One father taught his son to murder.
The other taught his sons to stand up against tyranny.

There is a Chabad custom to light the Menorah just before nightfall, while there is still light outside. There is a chilling lesson in this tradition.

On October 9th, 2023, just two days after the most brutal massacre of Jews since the Holocaust, protesters marched outside the Sydney Opera House chanting, “Gas the Jews.”

Was decisive action taken by the Australian government?

No.

The warning signs were there, before the sky fully darkened.

For months, Australian Jews pleaded for meaningful action. Long before this latest terrorist attack, synagogues were vandalized, Jews were assaulted, and threats were normalized.

Why did it have to reach the moment when the sun’s final embers faded, when hateful rhetoric became total nightfall?

It is not enough to put a token projection of a Menorah on the Sydney Opera House after 15 unnecessary deaths. The world must take note and take action before we slip into complete darkness.

The Menorah outside Sorella’s home may have gone dark for one night. But it has been rekindled, brighter than ever, with a renewed pledge to live louder, prouder, and unafraid. And all of us need to do the same, we can’t let our lights quietly turn off. Now is precisely the time to do more, as the murdered Rabbi Eli said in response to October 7th, “We need to be more Jewish. Act more Jewish”.

Because the flames of Sorella’s Menorah, and the Jewish people, will never ever  be extinguished.

About the Author
Rabbi Areyah Kaltmann is the Director of Chabad Columbus at the Lori Schottenstein Chabad Center.
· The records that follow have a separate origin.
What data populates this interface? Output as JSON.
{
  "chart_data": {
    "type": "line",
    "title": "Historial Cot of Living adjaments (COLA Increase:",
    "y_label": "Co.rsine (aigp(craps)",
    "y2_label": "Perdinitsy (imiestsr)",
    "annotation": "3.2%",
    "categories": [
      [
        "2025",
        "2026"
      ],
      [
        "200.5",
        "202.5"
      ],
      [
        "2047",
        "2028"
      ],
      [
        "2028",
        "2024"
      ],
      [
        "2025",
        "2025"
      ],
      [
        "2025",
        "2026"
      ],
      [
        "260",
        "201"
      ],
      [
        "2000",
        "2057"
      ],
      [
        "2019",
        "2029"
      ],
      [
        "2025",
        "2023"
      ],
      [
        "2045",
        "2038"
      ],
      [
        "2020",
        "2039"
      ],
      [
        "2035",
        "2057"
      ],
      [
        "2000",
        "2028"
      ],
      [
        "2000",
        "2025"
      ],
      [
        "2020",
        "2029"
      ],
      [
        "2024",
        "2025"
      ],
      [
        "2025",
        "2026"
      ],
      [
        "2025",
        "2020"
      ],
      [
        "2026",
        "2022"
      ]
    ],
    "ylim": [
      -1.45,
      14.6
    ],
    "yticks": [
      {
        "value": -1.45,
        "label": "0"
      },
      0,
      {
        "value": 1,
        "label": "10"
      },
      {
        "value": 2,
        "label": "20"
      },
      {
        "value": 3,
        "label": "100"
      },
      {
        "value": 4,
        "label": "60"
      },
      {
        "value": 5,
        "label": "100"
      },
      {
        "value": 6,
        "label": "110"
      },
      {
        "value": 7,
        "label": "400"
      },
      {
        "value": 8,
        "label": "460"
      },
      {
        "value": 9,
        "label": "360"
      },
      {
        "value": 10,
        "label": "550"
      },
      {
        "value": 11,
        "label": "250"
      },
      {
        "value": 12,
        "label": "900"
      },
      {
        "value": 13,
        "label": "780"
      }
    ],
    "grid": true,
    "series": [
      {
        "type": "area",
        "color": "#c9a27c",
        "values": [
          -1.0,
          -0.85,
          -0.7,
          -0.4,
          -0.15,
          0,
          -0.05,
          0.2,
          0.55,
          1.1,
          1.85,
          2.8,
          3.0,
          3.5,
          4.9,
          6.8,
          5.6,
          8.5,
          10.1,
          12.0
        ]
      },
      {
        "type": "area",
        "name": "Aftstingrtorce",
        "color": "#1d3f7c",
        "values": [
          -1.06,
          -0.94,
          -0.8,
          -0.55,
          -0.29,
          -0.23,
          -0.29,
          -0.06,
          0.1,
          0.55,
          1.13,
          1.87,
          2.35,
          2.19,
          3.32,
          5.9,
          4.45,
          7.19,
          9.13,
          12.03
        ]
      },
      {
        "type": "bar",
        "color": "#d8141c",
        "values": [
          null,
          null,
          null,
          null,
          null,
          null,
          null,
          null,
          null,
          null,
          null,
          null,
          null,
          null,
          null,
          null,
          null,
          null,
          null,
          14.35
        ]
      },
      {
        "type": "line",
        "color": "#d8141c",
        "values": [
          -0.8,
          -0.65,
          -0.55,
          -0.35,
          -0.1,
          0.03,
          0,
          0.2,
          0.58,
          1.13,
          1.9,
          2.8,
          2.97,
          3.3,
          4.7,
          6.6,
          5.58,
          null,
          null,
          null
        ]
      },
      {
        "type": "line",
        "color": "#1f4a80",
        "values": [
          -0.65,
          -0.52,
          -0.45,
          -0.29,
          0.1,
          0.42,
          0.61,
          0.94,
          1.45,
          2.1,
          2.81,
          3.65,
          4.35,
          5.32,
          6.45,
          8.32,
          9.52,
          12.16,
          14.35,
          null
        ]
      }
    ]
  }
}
For over three decades, Rabbi Kaltmann and his wife Esther have put their heart and soul into serving the Columbus Jewish community. In addition to directing Chabad Columbus, the Rabbi and his family also operate LifeTown Columbus — which teaches essential life skills to more than 2,100 Ohio students with special needs in a 5,000-square-foot miniature city, Kitchen of Life — which fosters social-emotional skills for young people through culinary arts, Friendship Circle Columbus, the Jewish Business Network, and dozens of other programs. Areyah and Esther have adult children who serve Chabad of Downtown Columbus, oversee Chabad’s many programs and enthusiastically serve people throughout the state.